What impressed many around the tech circles is the fact that the team at OnePlus led by their founders Carl Pei and Peter Lau acknowledged the issues and attempted to tackle them head on. Around the time of the OnePlus 5 launch they did a lot of media events to deal with what had been a PR nightmare at times – improving the profile of the brand and their upcoming devices, letting everyone in on what had happened behind the scenes.
In their defence
They’re not the only manufacturer to have hardware issues – who remembers the exploding Galaxy Note 7? Or the Nexus 9 which had CPU issues? Or the Pixel 2 XL with screen issues? These are all manufacturers with a far more mature manufacturing process and experience levels in the market far higher than OnePlus.
Data breaches are far too common these days also, it just happened to be that OnePlus were the target this time and credit cards were involved. Strava, MyFitnessPal, Facebook (although they deliberately sold your data, not technically a security breach), Dropbox, Uber, Catch of the Day, Ebay, Evernote, Sony Playstation network… I could go on, for a very long time. They’ve all been subject to a security breach of some sort in the past few years making their users (you) a victim.
The story of 2018
Fast forward to 2018 and OnePlus have done a lot to improve. The OnePlus 5 was a huge success for them and the company profile and reputation continues to grow. So much so It has grown to a point where the OnePlus 6T is not just releasing soon through their previous distribution pathway, but is being sold by T-Mobile in the United States – a huge step for OnePlus in their marketing strategy to partner with a major carrier in the US.
The device is rumoured to be something that will meet many of the expectations of users who want high end devices and they do seem to be following the major brands with a move to ditch the headphone jack in favour of the Type C connection and adaptor to plug headphones into. They’ve also got an in-display fingerprint sensor showing they’re willing to adopt new technologies before they become common in the marketplace.
Company growth and development
After their drama of the first couple of years, OnePlus have been really smart and more importantly careful about their development over the last 12 months or so to stay off the radar of the tech world and avoid that public criticism.
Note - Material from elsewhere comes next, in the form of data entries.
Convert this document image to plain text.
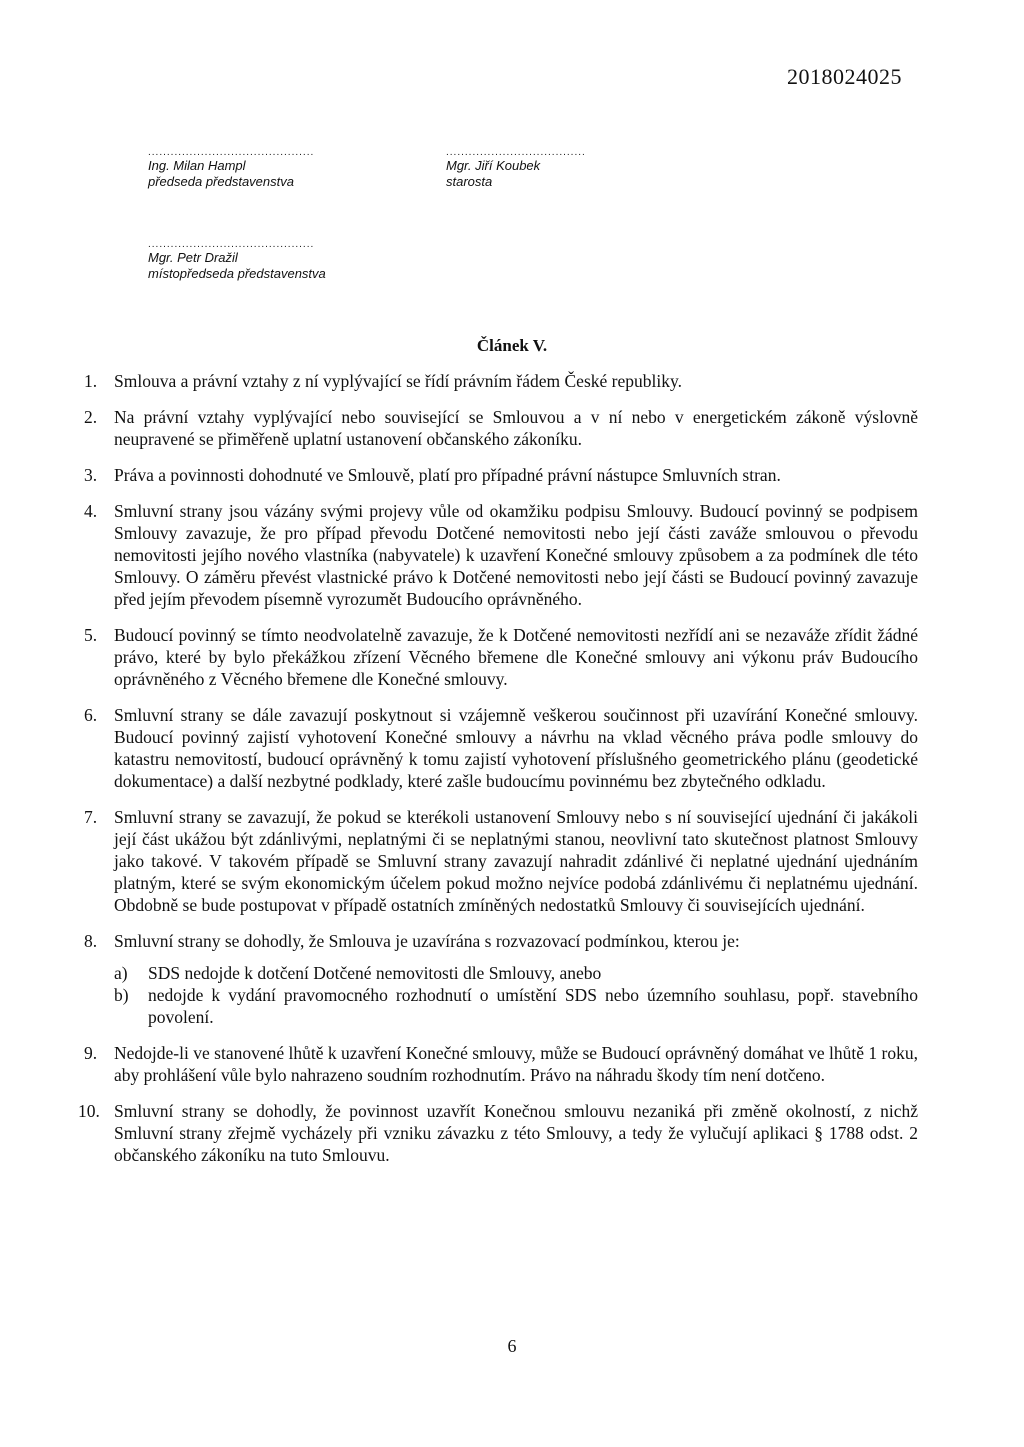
2018024025
............................................
Ing. Milan Hampl
předseda představenstva
.....................................
Mgr. Jiří Koubek
starosta
............................................
Mgr. Petr Dražil
místopředseda představenstva
Článek V.
1. Smlouva a právní vztahy z ní vyplývající se řídí právním řádem České republiky.
2. Na právní vztahy vyplývající nebo související se Smlouvou a v ní nebo v energetickém zákoně výslovně neupravené se přiměřeně uplatní ustanovení občanského zákoníku.
3. Práva a povinnosti dohodnuté ve Smlouvě, platí pro případné právní nástupce Smluvních stran.
4. Smluvní strany jsou vázány svými projevy vůle od okamžiku podpisu Smlouvy. Budoucí povinný se podpisem Smlouvy zavazuje, že pro případ převodu Dotčené nemovitosti nebo její části zaváže smlouvou o převodu nemovitosti jejího nového vlastníka (nabyvatele) k uzavření Konečné smlouvy způsobem a za podmínek dle této Smlouvy. O záměru převést vlastnické právo k Dotčené nemovitosti nebo její části se Budoucí povinný zavazuje před jejím převodem písemně vyrozumět Budoucího oprávněného.
5. Budoucí povinný se tímto neodvolatelně zavazuje, že k Dotčené nemovitosti nezřídí ani se nezaváže zřídit žádné právo, které by bylo překážkou zřízení Věcného břemene dle Konečné smlouvy ani výkonu práv Budoucího oprávněného z Věcného břemene dle Konečné smlouvy.
6. Smluvní strany se dále zavazují poskytnout si vzájemně veškerou součinnost při uzavírání Konečné smlouvy. Budoucí povinný zajistí vyhotovení Konečné smlouvy a návrhu na vklad věcného práva podle smlouvy do katastru nemovitostí, budoucí oprávněný k tomu zajistí vyhotovení příslušného geometrického plánu (geodetické dokumentace) a další nezbytné podklady, které zašle budoucímu povinnému bez zbytečného odkladu.
7. Smluvní strany se zavazují, že pokud se kterékoli ustanovení Smlouvy nebo s ní související ujednání či jakákoli její část ukážou být zdánlivými, neplatnými či se neplatnými stanou, neovlivní tato skutečnost platnost Smlouvy jako takové. V takovém případě se Smluvní strany zavazují nahradit zdánlivé či neplatné ujednání ujednáním platným, které se svým ekonomickým účelem pokud možno nejvíce podobá zdánlivému či neplatnému ujednání. Obdobně se bude postupovat v případě ostatních zmíněných nedostatků Smlouvy či souvisejících ujednání.
8. Smluvní strany se dohodly, že Smlouva je uzavírána s rozvazovací podmínkou, kterou je:
a) SDS nedojde k dotčení Dotčené nemovitosti dle Smlouvy, anebo
b) nedojde k vydání pravomocného rozhodnutí o umístění SDS nebo územního souhlasu, popř. stavebního povolení.
9. Nedojde-li ve stanovené lhůtě k uzavření Konečné smlouvy, může se Budoucí oprávněný domáhat ve lhůtě 1 roku, aby prohlášení vůle bylo nahrazeno soudním rozhodnutím. Právo na náhradu škody tím není dotčeno.
10. Smluvní strany se dohodly, že povinnost uzavřít Konečnou smlouvu nezaniká při změně okolností, z nichž Smluvní strany zřejmě vycházely při vzniku závazku z této Smlouvy, a tedy že vylučují aplikaci § 1788 odst. 2 občanského zákoníku na tuto Smlouvu.
6
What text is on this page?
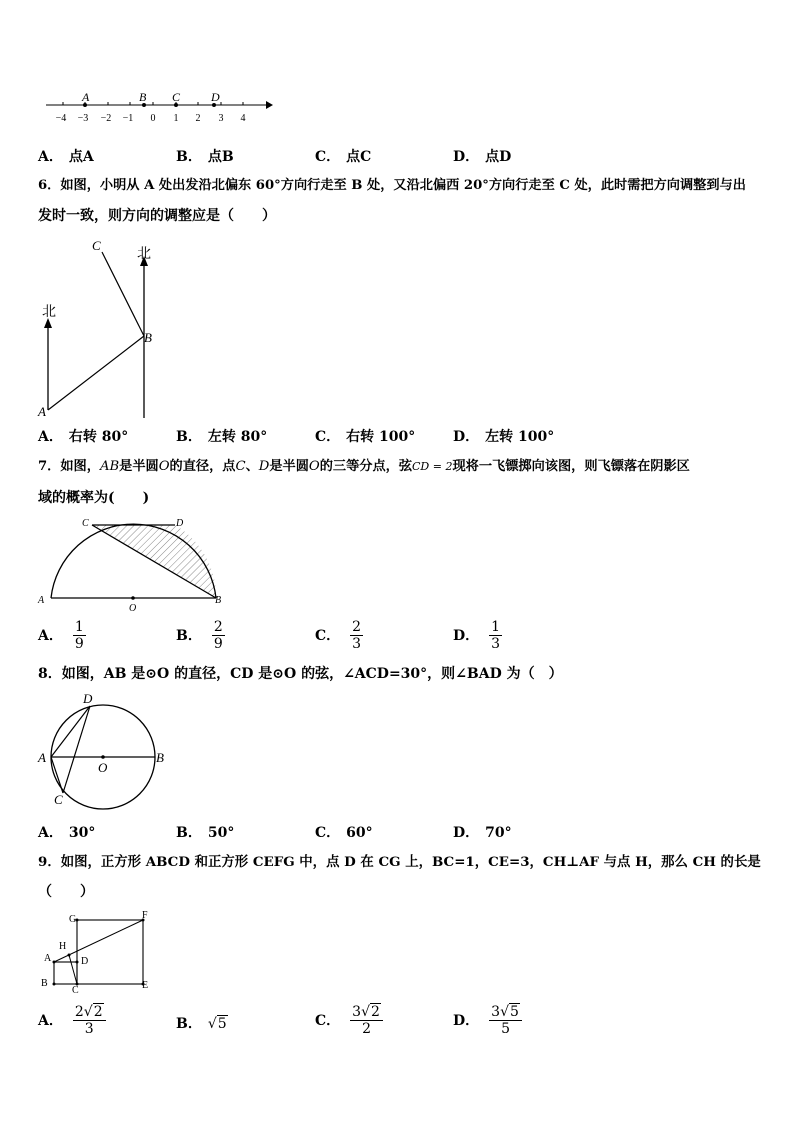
A	B C	D
−4 −3 −2 −1 0 1 2 3 4
A． 点A	B． 点B	C． 点C	D． 点D
6．如图，小明从 A 处出发沿北偏东 60°方向行走至 B 处，又沿北偏西 20°方向行走至 C 处，此时需把方向调整到与出
发时一致，则方向的调整应是（　　）
北
北
A
B
C
A． 右转 80°	B． 左转 80°	C． 右转 100°	D． 左转 100°
7．如图，AB是半圆O的直径，点C、D是半圆O的三等分点，弦CD = 2现将一飞镖掷向该图，则飞镖落在阴影区
域的概率为(　　)
A	B
C	D
O
A． $\frac{1}{9}$	B． $\frac{2}{9}$	C． $\frac{2}{3}$	D． $\frac{1}{3}$
8．如图，AB 是⊙O 的直径，CD 是⊙O 的弦，∠ACD=30°，则∠BAD 为（　）
A	B
C
D
O
A． 30°	B． 50°	C． 60°	D． 70°
9．如图，正方形 ABCD 和正方形 CEFG 中，点 D 在 CG 上，BC=1，CE=3，CH⊥AF 与点 H，那么 CH 的长是
（　　）
A
B
C
D
E
F
G
H
A． $\frac{2√2}{3}$	B． √5	C． $\frac{3√2}{2}$	D． $\frac{3√5}{5}$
There hasn’t been any high profile PR issues like the previously mentioned which reflects in the growth of the company.
From an external perspective, their leadership seems to have taken a look at what they did wrong and have righted the ship, with spectacular results. They’ve developed – correction – earned a reputation for releasing high quality products and for adopting Android software updates quickly. They’re no longer a choice based on budget alone, the OnePlus devices are a smart choice for users who want a quality device, timely software and security updates all delivered at a reasonable budget. What they need to do now, is invest in their manufacturing to produce on a larger scale enabling them to ship worldwide on release.
They’ve taken huge leaps since the inception of the company as evidenced by their status in Europe which has steadily grown to where they stand today.
OnePlus 5 and OnePlus 6, now with the 6T approaching rapidly they have a massive opportunity to grasp a section of market previously out of reach. When all things are considered, if the Pixel pricing this year is as horrendous as we potentially expect there will be a plethora of Pixel refugees looking for a new home. With their hardware quality and evolution, OnePlus now offer a viable and cost effective alternative to the $1400 + flagship devices.
Having owned a couple of their devices now, the hardware is developing steadily and each time met my needs – When the OnePlus 6T hits the market I’ll be looking at a pathway to get one into my hands that’s for sure.